Beneficiaries of ‘China plus one’
Vietnam has notably emerged as a prime beneficiary of the ‘China plus one’ policy. The country has actively courted foreign direct investment (FDI), positioning itself as a compelling alternative for companies looking to diversify their manufacturing bases. Vietnam’s success in attracting investment can be attributed to its favourable business environment, competitive labour costs, and strategic efforts to integrate into global supply chains. Its significant gains in FDI, particularly from China and global companies seeking to hedge their bets, underscore its growing importance in the international business landscape.
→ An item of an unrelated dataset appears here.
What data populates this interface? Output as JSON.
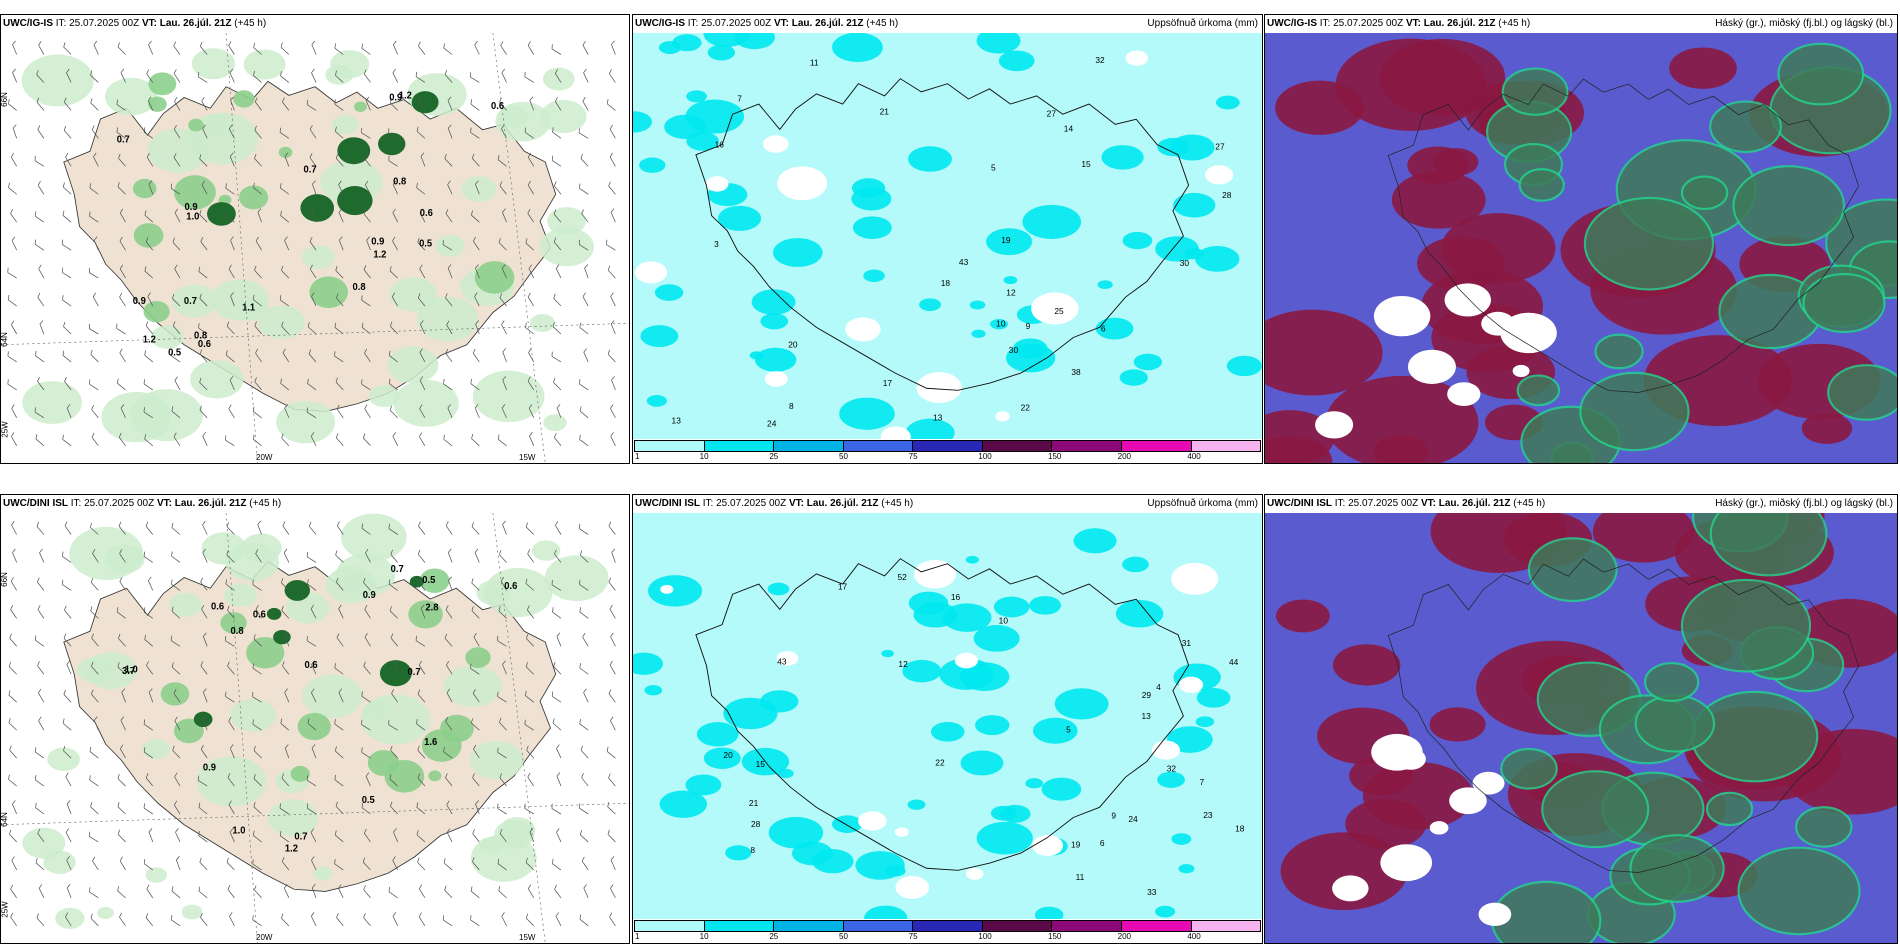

India, despite facing regulatory and taxation challenges, is rapidly becoming a viable alternative to China, especially in sectors such as high-tech manufacturing and mobile phone production. The country’s large market potential, skilled workforce, and government initiatives aimed at boosting manufacturing are making it an increasingly attractive destination for companies looking to diversify their operations. India’s progress in sectors where it has historically lagged, such as mobile phone manufacturing, indicates its potential to become a key player in the global supply chain diversification strategy.
Mexico’s geographical proximity to the United States makes it an attractive option for North American companies seeking to reduce their dependence on Chinese manufacturing. The benefits of the USMCA (United States-Mexico-Canada Agreement), which provides tariff-free access to the US and Canadian markets, further enhance Mexico’s appeal as part of the ‘China plus one’ strategy. The agreement underscores the strategic advantage of nearshoring, allowing companies to maintain efficient supply chains while mitigating risks associated with geopolitical tensions and trade disputes.
Thailand and Indonesia are also emerging as significant players in the diversification efforts of Western companies. These Southeast Asian nations are attracting attention for their growing manufacturing capabilities, strategic location within the ASEAN region, and ongoing efforts to improve their respective business environments. Their roles in the ‘China plus one’ policy highlight the increasing importance of Southeast Asia as a hub for manufacturing and supply chain diversification.
The implementation of the ‘China plus one’ strategy, while offering a pragmatic way to balance risks and opportunities, is not without its challenges. Diversifying operations across multiple countries involves navigating complex logistical, regulatory, and financial landscapes. Moreover, replicating the comprehensive ecosystem of suppliers, infrastructure, and scale of manufacturing that China offers is a formidable task. Despite these challenges, the strategic imperative to mitigate risks associated with over-reliance on China is driving companies towards innovative solutions and new partnerships.
The ‘China plus one’ policy represents a strategic recalibration by Western companies in response to the evolving global economic and geopolitical context. By diversifying their manufacturing and supply chains, companies are seeking to strike a balance between leveraging the undeniable advantages of the Chinese market and mitigating the risks of dependency on it. This approach is fostering a new dynamic in global trade, with countries that provide conducive environments for business and manufacturing poised to benefit. As this strategy continues to unfold, it will undoubtedly shape the future of international business and trade.